I have got a good stash of books to take to France from our lovely mobile library\ including Donna Tartt`s Goldfinch, a biog of Tennyson by Peter Levi. I have just read This Boy by Alan Johnson and enjoyed it. Such a hard, poverty stricken childhood he had, and he turned out to be  a decent MP and Cabinet Minister, such a rarity.
I am doing the poems again with the Infants. We make a little anthology each year with the Year 2`s. I t is hard work getting them to write about anything other than football, cats or spaghetti. I had one little girl who has recently come to the school from the Ivory Coast. She insists there are tigers there (no, there aren`t) also that she went for a ride on a giraffe. I suppose it is what you call poetic licence..
I have become addicted to a quiz on the telly every afternoon called Pointless.  Grandson R and I have fantasies about appearing on it as you have to go in pairs. the questions are on such things as types of trousers or members of the Royal family, as well as books and films., and you have to find obscure answers.
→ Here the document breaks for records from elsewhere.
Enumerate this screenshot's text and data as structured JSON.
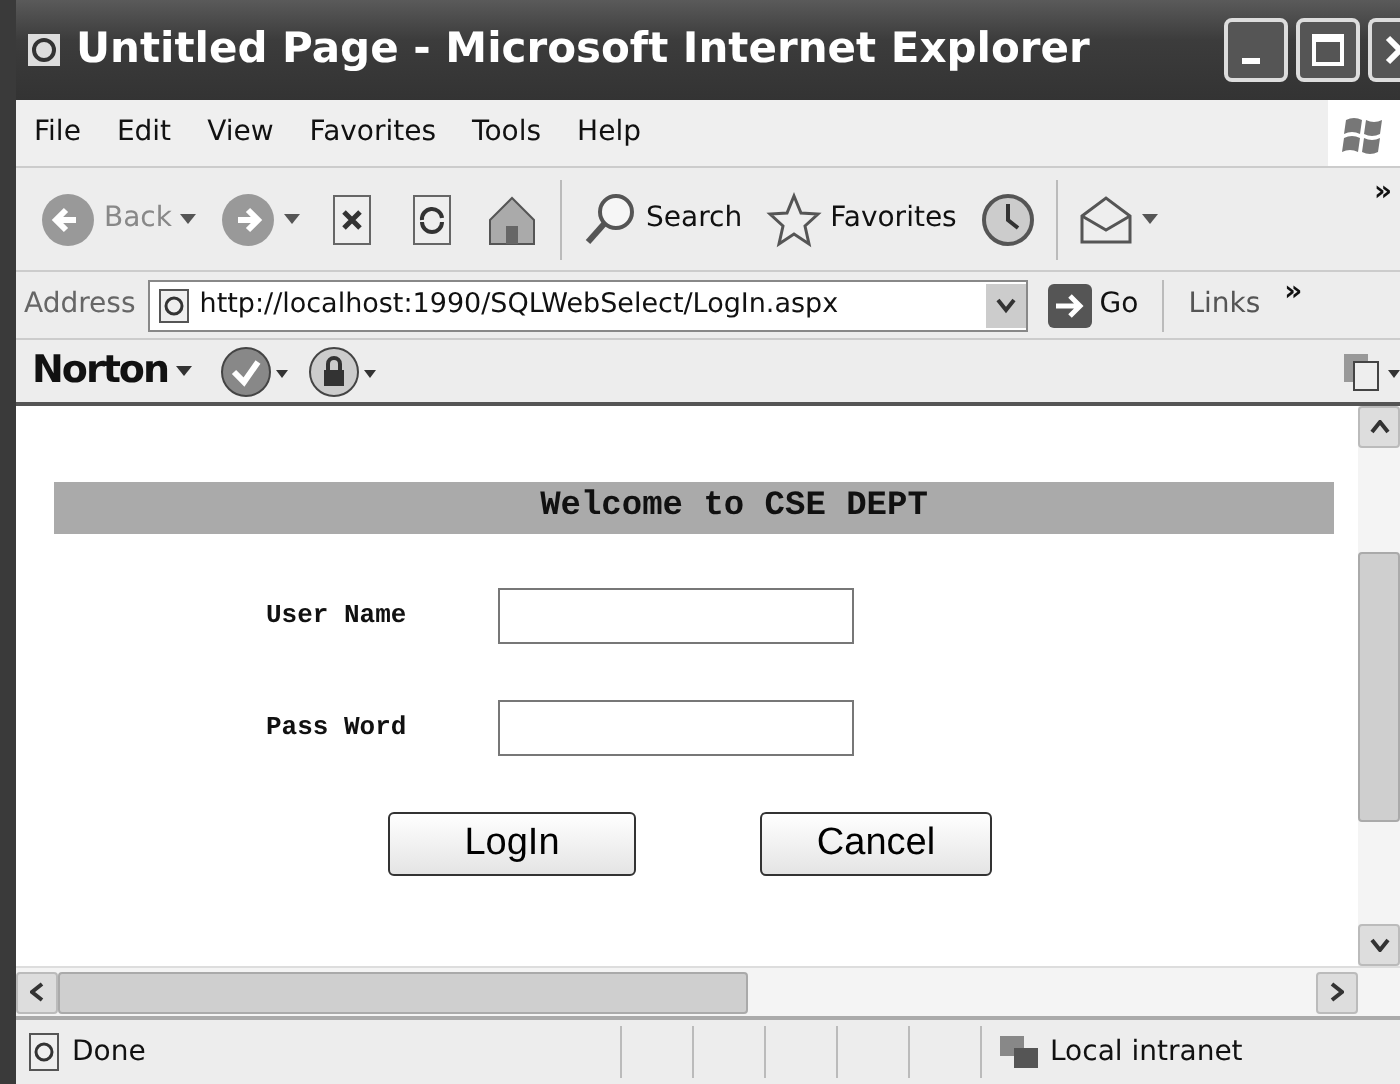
{
  "window": {
    "title": "Untitled Page - Microsoft Internet Explorer"
  },
  "menu": [
    {
      "label": "File"
    },
    {
      "label": "Edit"
    },
    {
      "label": "View"
    },
    {
      "label": "Favorites"
    },
    {
      "label": "Tools"
    },
    {
      "label": "Help"
    }
  ],
  "toolbar": [
    {
      "kind": "back",
      "label": "Back",
      "dropdown": true
    },
    {
      "kind": "forward",
      "dropdown": true
    },
    {
      "kind": "stop",
      "dropdown": false
    },
    {
      "kind": "refresh",
      "dropdown": false
    },
    {
      "kind": "home",
      "dropdown": false
    },
    {
      "kind": "search",
      "label": "Search",
      "dropdown": false
    },
    {
      "kind": "favorites",
      "label": "Favorites",
      "dropdown": false
    },
    {
      "kind": "history",
      "dropdown": false
    },
    {
      "kind": "mail",
      "dropdown": true
    }
  ],
  "toolbar_more": "»",
  "address_bar": {
    "label": "Address",
    "url": "http://localhost:1990/SQLWebSelect/LogIn.aspx",
    "go": "Go",
    "links": "Links",
    "more": "»"
  },
  "norton_bar": {
    "label": "Norton"
  },
  "page": {
    "heading": "Welcome to CSE DEPT",
    "fields": [
      {
        "label": "User Name"
      },
      {
        "label": "Pass Word"
      }
    ],
    "buttons": [
      "LogIn",
      "Cancel"
    ]
  },
  "status_bar": {
    "text": "Done",
    "zone": "Local intranet"
  }
}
Many of the contestants are woefully ignorant when it comes to literature and classical music, but they are much better than I am on pop music and Formula One racing drivers.

Wednesday 7 May 2014

Life Class

I` m off to sit for the Grey Ladies thiis morning. They are an Art Group that meets every week in the Meeting House (I do not know how they got that name as they are not particularly old or grey).   I have sat for them many times before and I really enjoy it as I get all the village news and I am actually paid! Not a princely sum but acceptable all the same. I do not look at their work as when I have done so in the past I am shocked at how old and wrinkled they perceive me to be.
This afternoon, I am off to the Infants and we are doing woodwork. It is only balsa wood but the kids love hammering and sawing and also we smother the little boxes they ar making in glue and as I have said before there is nothing I like better than a spot of glue.
I saw an upsetting Swedish film the other night called Emma`s Bliss., which involved the aforesaid Emma killing several pigs. The method she used was cuddling and kissing them and suddenly plunging in a knife so that they merely looked surprised and did not squeal or feel any pain. Later in the film she did the same for her husband. I do not recommend this film to the ultra sensitive. It was very gory.
I watched the Childrens Parade in Brighton on Mayday. Children from every primary school in the city march through the streets dressed up as film characters, with their teachers bravely marching backwards whilst conducting a band of drummers and tooters. It always brings a lump to my throat. It is so joyful and hopeful.
I heard my first cuckoo this morning when I took B.Wiggins out for his walk over the buttercup meadows.